While most of the envelope’s contents are hidden, the warning sticker and a First Class postage stamp paper-clipped to the contents provide an intriguing preview.
Tip: When designing mailings with clear outers, check with the U.S. Postal Service to see what can and cannot show through. For example, if you include a business reply card or envelope, the business reply permit and mailing address should not be visible or your mailings may be delivered back to you instead of to your targeted recipients.
Translucent Vellum
Vellum envelopes are another see-through option with a classier look and feel than a clear carrier. Perhaps that’s why they frequently are used by marketers of high-end consumer goods and by nonprofit organizations mailing invitations for upscale fundraising events.
While translucent vellum envelopes cost more than plain paper, they let you showcase the four-color printing, foil stamping and embossing featured on the piece inside. It’s a simple and effective way to more than double the impact of your printing investment.
Tip: Again, make sure the contents are designed specifically to show through the vellum envelope. Don’t simply stick in an existing brochure or invitation. As with every direct mail piece, it’s not the vellum envelope that drives the success or failure of your mailing—it’s having a sound creative strategy and applying it appropriately.
Picture Window
Hershey’s Collectibles devotes one side of an envelope to framing a brochure inserted inside the mailing in a large window (see below). This is another way to capitalize on the four-color printing or special offer tucked inside to attract your reader’s attention—and do it without paying for four-color printing on the outside.

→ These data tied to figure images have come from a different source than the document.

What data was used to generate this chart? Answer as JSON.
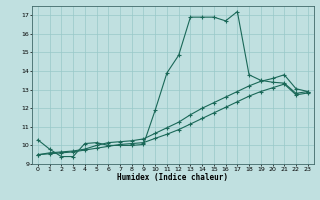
{
  "title": "",
  "xlabel": "Humidex (Indice chaleur)",
  "ylabel": "",
  "bg_color": "#c0e0e0",
  "line_color": "#1a6858",
  "grid_color": "#98c8c8",
  "xlim": [
    -0.5,
    23.5
  ],
  "ylim": [
    9.0,
    17.5
  ],
  "xticks": [
    0,
    1,
    2,
    3,
    4,
    5,
    6,
    7,
    8,
    9,
    10,
    11,
    12,
    13,
    14,
    15,
    16,
    17,
    18,
    19,
    20,
    21,
    22,
    23
  ],
  "yticks": [
    9,
    10,
    11,
    12,
    13,
    14,
    15,
    16,
    17
  ],
  "line1_x": [
    0,
    1,
    2,
    3,
    4,
    5,
    6,
    7,
    8,
    9,
    10,
    11,
    12,
    13,
    14,
    15,
    16,
    17,
    18,
    19,
    20,
    21,
    22,
    23
  ],
  "line1_y": [
    10.3,
    9.8,
    9.4,
    9.4,
    10.1,
    10.15,
    10.0,
    10.0,
    10.0,
    10.05,
    11.9,
    13.9,
    14.85,
    16.9,
    16.9,
    16.9,
    16.7,
    17.2,
    13.8,
    13.5,
    13.4,
    13.35,
    12.8,
    12.9
  ],
  "line2_x": [
    0,
    1,
    2,
    3,
    4,
    5,
    6,
    7,
    8,
    9,
    10,
    11,
    12,
    13,
    14,
    15,
    16,
    17,
    18,
    19,
    20,
    21,
    22,
    23
  ],
  "line2_y": [
    9.5,
    9.6,
    9.65,
    9.7,
    9.8,
    10.0,
    10.15,
    10.2,
    10.25,
    10.35,
    10.65,
    10.95,
    11.25,
    11.65,
    12.0,
    12.3,
    12.6,
    12.9,
    13.2,
    13.45,
    13.6,
    13.8,
    13.05,
    12.9
  ],
  "line3_x": [
    0,
    1,
    2,
    3,
    4,
    5,
    6,
    7,
    8,
    9,
    10,
    11,
    12,
    13,
    14,
    15,
    16,
    17,
    18,
    19,
    20,
    21,
    22,
    23
  ],
  "line3_y": [
    9.5,
    9.55,
    9.6,
    9.65,
    9.75,
    9.85,
    9.95,
    10.05,
    10.1,
    10.15,
    10.38,
    10.6,
    10.85,
    11.15,
    11.45,
    11.75,
    12.05,
    12.35,
    12.65,
    12.9,
    13.1,
    13.3,
    12.72,
    12.82
  ]
}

Tip: Make sure the piece showing through the window is designed to maximize the opportunity provided by the picture window. Too often, the idea for a picture-window test comes after the piece showing through already has been designed and printed. The results are less effective. And don’t get stuck on showcasing the front cover of your four-color brochure. Depending on how your letter is written and designed, this may be an opportunity to spotlight your Johnson box benefit message or a series of powerful testimonials on the back of your brochure.
Double Window
This envelope format frequently is used for mailings that include membership, gift, discount or other special identification cards, but that doesn’t mean you can’t use the same concept to meet your own objectives.
Tip: Check out what’s in your own mailbox. Ask your print production manager or buyer for new ideas. Request samples of double window envelopes from your vendors. Look for unique ways to double the impact of what’s inside your carrier envelope by using a double window.
Remember, assuming your mailing and offer are properly targeted, as much as 66 percent of your audience says it’s likely to open your envelope if it thinks the contents might be interesting. It’s your job to provide the preview that gets them inside.